I was looking at the following code while using a F28069. I said to myself, how could this work. The values for sdata[1] and sdata[2] would be 0!
myWrite(0x1234, 0, 0);
void myWrite( Uint16 u16Address, Uint8 u8DataLength, Uint8* pDataBuffer)
{
Uint8 sdata[3];
Uint8 temp;
sdata[0] = (WRITE_OPCODE << 8);
sdata[1] = (u16Address & 0xFF00);
sdata[2] = (u16Address << 8) & 0xFF00;
But to my surprise, in this example, sdata[1] was 0x1200 and sdata[2] was 0x3400. I was expecting that assigning a 16 bit to an 8 bit would cause the value to be truncated. But it wasn't. I did some digging and discovered that the processor was word addressable. OK. Got it.

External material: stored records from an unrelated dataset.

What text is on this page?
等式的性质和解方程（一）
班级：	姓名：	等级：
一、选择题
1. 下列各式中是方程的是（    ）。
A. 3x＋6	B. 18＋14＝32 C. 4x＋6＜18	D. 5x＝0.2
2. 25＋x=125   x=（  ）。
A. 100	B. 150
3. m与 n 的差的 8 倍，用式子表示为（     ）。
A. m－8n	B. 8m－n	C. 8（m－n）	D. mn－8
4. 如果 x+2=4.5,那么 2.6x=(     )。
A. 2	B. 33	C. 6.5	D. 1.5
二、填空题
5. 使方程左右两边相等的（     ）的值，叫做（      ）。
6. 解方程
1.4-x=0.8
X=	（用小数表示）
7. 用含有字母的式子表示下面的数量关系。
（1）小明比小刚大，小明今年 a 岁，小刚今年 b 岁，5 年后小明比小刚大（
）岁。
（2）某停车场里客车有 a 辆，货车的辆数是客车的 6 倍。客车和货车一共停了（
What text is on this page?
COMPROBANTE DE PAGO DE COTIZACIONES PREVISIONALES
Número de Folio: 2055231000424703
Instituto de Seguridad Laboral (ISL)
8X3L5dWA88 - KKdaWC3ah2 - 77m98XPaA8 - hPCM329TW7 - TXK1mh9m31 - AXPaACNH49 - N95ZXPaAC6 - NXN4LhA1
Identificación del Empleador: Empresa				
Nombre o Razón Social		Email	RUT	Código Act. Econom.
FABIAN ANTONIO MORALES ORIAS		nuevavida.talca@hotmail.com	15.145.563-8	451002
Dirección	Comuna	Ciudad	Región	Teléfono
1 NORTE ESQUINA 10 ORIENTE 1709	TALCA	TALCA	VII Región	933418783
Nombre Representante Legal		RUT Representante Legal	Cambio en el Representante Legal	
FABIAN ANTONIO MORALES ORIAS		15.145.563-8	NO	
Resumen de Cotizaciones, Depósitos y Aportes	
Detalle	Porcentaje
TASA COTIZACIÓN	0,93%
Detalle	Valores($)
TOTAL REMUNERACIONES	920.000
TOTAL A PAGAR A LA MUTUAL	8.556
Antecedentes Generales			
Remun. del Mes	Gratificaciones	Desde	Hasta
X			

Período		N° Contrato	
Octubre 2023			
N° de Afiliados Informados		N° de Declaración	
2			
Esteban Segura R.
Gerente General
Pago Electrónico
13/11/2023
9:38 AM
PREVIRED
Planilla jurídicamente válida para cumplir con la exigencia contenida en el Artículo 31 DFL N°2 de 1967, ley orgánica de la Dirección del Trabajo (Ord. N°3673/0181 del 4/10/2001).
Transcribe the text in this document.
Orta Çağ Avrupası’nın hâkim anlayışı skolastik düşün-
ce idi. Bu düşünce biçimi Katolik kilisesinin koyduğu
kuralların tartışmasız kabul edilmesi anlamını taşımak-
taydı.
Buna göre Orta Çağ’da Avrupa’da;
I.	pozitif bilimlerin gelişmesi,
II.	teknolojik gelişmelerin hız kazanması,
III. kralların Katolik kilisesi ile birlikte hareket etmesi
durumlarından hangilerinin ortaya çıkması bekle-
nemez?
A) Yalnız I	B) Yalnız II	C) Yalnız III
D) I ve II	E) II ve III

But when I tried to cast it to a Uint8, it still acted like 16 bit.
sdata[1] = (Uint8)0x1234;
temp = (Uint8)sdata[1];
if(temp == 0x12)
sdata[0] = 0;
else if(temp == 0x34)
sdata[0] = 1;
else if(temp == 0x1234)
sdata[0] = 3;
else
sdata[0] = 10;
Here, the else for 0x1234 evaluated to true. So the caste did nothing. Same when passing a 8 bit value as a parameter to a function. Got all 16 bits.
So what's the rule when using 16 bit and 8 bit values?